As Sears puts it, “Emotions are like waves. If you stop feeding them with thoughts, they pass on their own.”
Try this instead: When you notice a strong emotion, pause. Don’t label it good or bad. Try sitting with it. Breathe and let the feeling move through you without fueling it with stories. The less you fight it, the more quickly it passes.
3. “I should be over this by now.”
The word “should” is a red flag. It usually signals internal judgment. When we talk to ourselves like a harsh coach or disappointed parent, we create shame on top of whatever hurt is already there.
Judgmental self-talk doesn’t create change. It creates shutdown.
Try this instead: Replace “should” with curiosity. Ask yourself, “Why is this still coming up?” or “What part of this still needs care?” Let your feelings offer information, not evidence that you’re failing. That shift makes space for healing instead of shutting yourself down.
4. “If I show emotion, I’ll lose control or credibility.”
This lie is especially common in high-responsibility roles. Many people learn early that emotions are something to be managed in private, if at all. You may believe that expressing emotion makes you look unprofessional, irrational, or weak.
But bottling up emotions doesn’t eliminate them. It just delays them. And they tend to resurface in harder, less controlled ways — like snapping at someone you care about or feeling totally numb.
Try this instead: Normalize emotional honesty, starting small. You can say, “I’m frustrated,” or “That upset me” without losing control or respect. Expressing emotions with intention builds trust, both with others and with yourself.
5. “I’m fine.”
This is the most common and often the most damaging lie. Saying “I’m fine” when you’re not might seem polite, efficient, or self-protective. But over time, it teaches you that your emotions don’t matter. You start to believe that they’re inconvenient, or worse, invalid.
Eventually, you stop even noticing how much you’ve been pushing down.
Try this instead: Build a habit of checking in with yourself honestly. Even if you don’t share it out loud, try finishing this sentence at the end of the day: “What I’m really feeling is…” Giving yourself space to notice and name your emotional truth is a powerful act of self-respect.
So What Now?
If you recognize yourself in any of these habits, you’re not alone. These patterns form for a reason. They’re usually about safety, control, and survival.
But survival mode isn’t meant to last forever. And suppressing your emotions doesn’t make them disappear. It just keeps you from learning what they’re trying to tell you.

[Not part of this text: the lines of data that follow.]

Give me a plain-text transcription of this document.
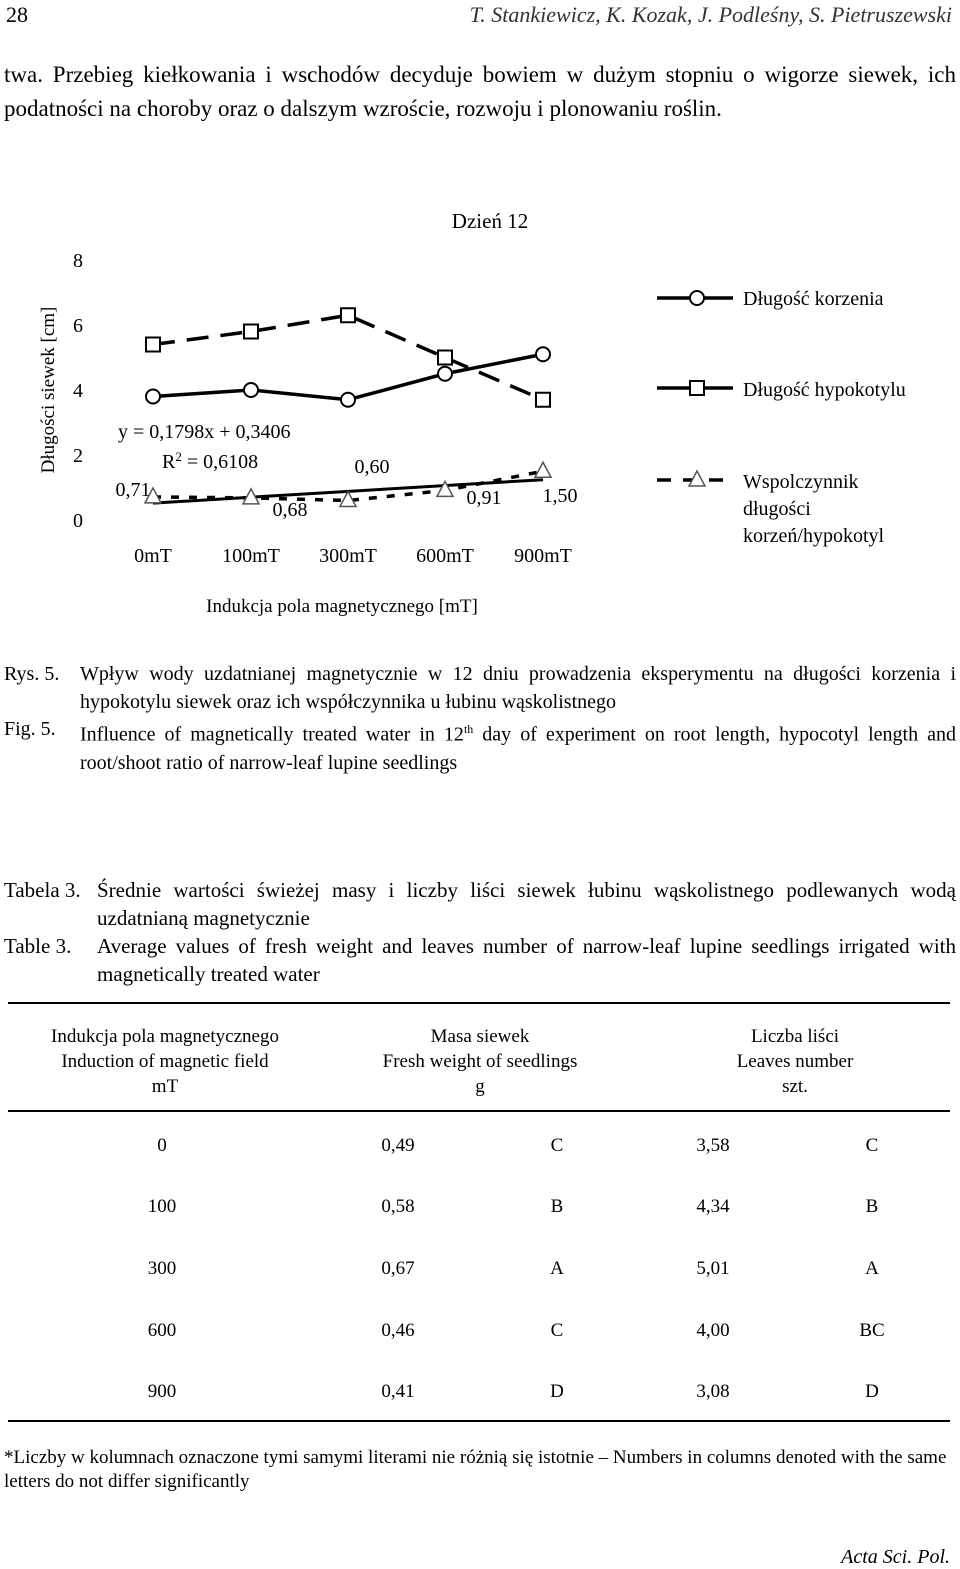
28	T. Stankiewicz, K. Kozak, J. Podleśny, S. Pietruszewski
twa. Przebieg kiełkowania i wschodów decyduje bowiem w dużym stopniu o wigorze siewek, ich podatności na choroby oraz o dalszym wzroście, rozwoju i plonowaniu roślin.
Dzień 12
0
2
4
6
8
Długości siewek [cm]
0mT	100mT 300mT 600mT 900mT
Indukcja pola magnetycznego [mT]
0,71
0,68
0,60
0,91 1,50
y = 0,1798x + 0,3406
$R^2 = 0,6108$
Długość korzenia
Długość hypokotylu
Wspolczynnik długości korzeń/hypokotyl
Rys. 5. Wpływ wody uzdatnianej magnetycznie w 12 dniu prowadzenia eksperymentu na długości korzenia i hypokotylu siewek oraz ich współczynnika u łubinu wąskolistnego
Fig. 5. Influence of magnetically treated water in 12th day of experiment on root length, hypocotyl length and root/shoot ratio of narrow-leaf lupine seedlings
Tabela 3. Średnie wartości świeżej masy i liczby liści siewek łubinu wąskolistnego podlewanych wodą uzdatnianą magnetycznie
Table 3. Average values of fresh weight and leaves number of narrow-leaf lupine seedlings irrigated with magnetically treated water
Indukcja pola magnetycznego
Induction of magnetic field
mT
Masa siewek
Fresh weight of seedlings
g
Liczba liści
Leaves number
szt.
0	0,49	C	3,58	C
100	0,58	B	4,34	B
300	0,67	A	5,01	A
600	0,46	C	4,00	BC
900	0,41	D	3,08	D
*Liczby w kolumnach oznaczone tymi samymi literami nie różnią się istotnie – Numbers in columns denoted with the same letters do not differ significantly
Acta Sci. Pol.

Start by noticing the moments you say you’re fine when you’re not. Catch the “shoulds” in your self-talk. Pay attention to when you minimize what you feel or hold back because it doesn’t feel safe to be honest.
Shifting out of these habits is a process. It starts with one honest check-in. One quiet moment where you ask yourself, “What am I actually feeling right now?” and let the answer be whatever it is.
This work is hard, but it’s not about doing it perfectly. It’s about doing it more often.